Looking back at my time as general secretary of the Labour Party, I have nothing but admiration for the people I got the opportunity to work with. My only regret is that we did not win and thus make the difference, as we have in the past. I also owe so much to my union, the GMB, including the opportunities and experience it gave me over the years I served as an industrial and political officer. I hope to be able to share some of those experiences and knowledge in some of your Lordships’ debates that help shape the legislation that is so important to our country’s future. I do not think I could have joined your Lordships’ House at a more politically turbulent time. That makes the contributions we all put in even more significant. If we let down the people of these countries, they, their children and their children’s children will not forgive us.
Turning to the debate, I pay tribute to the noble Baroness, Lady Stroud, for securing such an important debate. The UK has a long and proud tradition of supporting those in need on the international stage. Small charities and faith-based organisations often form the bedrock of such help. I am delighted that this House has the opportunity today to recognise their contributions. Indeed, 37% of the UK’s aid spending is delivered through multilateral organisations. While much of this is through the larger NGOs or intergovernmental campaigns, the support and help provided by smaller groups saves and improves innumerable lives every year. It is important that the Government remain committed to spending 0.7% of gross national income on international aid and, although I am pleased that the Government have met this obligation thus far, I urge the Minister to give greater consideration to how smaller charities and faith-based organisations can be engaged in delivering this commitment.
The Minister will be aware that, through initiatives such as UK Aid Direct and UK Aid Connect, grants are offered and awarded to NGOs of all sizes, but, for smaller charities with limited resources, funding rounds can often open and close before they have been noticed. So I encourage the Government to work with charities of all scales and sizes to ensure that UK aid funding opportunities are well publicised.

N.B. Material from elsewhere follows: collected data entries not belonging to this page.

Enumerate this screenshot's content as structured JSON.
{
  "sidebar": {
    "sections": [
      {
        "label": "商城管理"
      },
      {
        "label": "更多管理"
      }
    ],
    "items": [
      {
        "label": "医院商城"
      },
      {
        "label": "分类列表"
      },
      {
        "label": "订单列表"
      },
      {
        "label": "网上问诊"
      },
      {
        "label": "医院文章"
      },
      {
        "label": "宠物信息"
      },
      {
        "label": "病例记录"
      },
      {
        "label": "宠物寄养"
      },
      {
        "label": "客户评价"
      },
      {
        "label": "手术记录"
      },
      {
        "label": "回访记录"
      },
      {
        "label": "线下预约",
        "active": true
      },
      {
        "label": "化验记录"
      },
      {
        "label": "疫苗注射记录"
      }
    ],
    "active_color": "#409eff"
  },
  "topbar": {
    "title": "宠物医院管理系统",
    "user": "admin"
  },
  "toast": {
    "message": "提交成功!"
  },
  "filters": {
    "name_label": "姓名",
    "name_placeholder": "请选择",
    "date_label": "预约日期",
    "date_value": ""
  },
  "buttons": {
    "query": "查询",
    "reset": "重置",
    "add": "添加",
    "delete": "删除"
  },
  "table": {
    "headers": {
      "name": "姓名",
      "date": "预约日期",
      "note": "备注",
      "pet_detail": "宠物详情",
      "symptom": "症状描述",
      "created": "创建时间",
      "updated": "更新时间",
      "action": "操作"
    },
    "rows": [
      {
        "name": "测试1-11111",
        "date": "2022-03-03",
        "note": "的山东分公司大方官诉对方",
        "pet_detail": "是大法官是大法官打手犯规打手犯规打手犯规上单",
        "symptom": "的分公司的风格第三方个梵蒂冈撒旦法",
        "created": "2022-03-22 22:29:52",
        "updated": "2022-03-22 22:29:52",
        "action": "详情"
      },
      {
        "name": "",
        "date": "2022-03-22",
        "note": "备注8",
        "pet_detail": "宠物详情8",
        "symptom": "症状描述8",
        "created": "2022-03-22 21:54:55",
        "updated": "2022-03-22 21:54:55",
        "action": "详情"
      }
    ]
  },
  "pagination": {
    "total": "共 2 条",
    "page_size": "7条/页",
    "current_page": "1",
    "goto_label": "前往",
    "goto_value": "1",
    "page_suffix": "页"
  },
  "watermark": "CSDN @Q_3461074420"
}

I also encourage the Government to engage with small charities to help them navigate the often difficult application processes. As we have just heard, while larger NGOs will have extensive teams dedicated to completing such lengthy funding proposals, small charities, including those applying through schemes such as the Small Charities Challenge Fund, will often need support and advice. I hope that the Government can give assurances that such advice will be readily available.
I intend to use my time here to continue campaigning on issues that are important to me: those of workers’ rights and social mobility. But there is one specific area I believe this House has the ability to make progress on, and that is housing and homelessness. I believe that the homelessness crisis we face in the UK is a national shame. We must come together to find the ways and means to tackle it in all its forms. We have used those powers and means to act. We did it before in the late 1990s and early 2000s—act rather than step over or walk past with our eyes averted. I will work with all those organisations and individuals who want to put the plans and resources in place to end it. Thank you.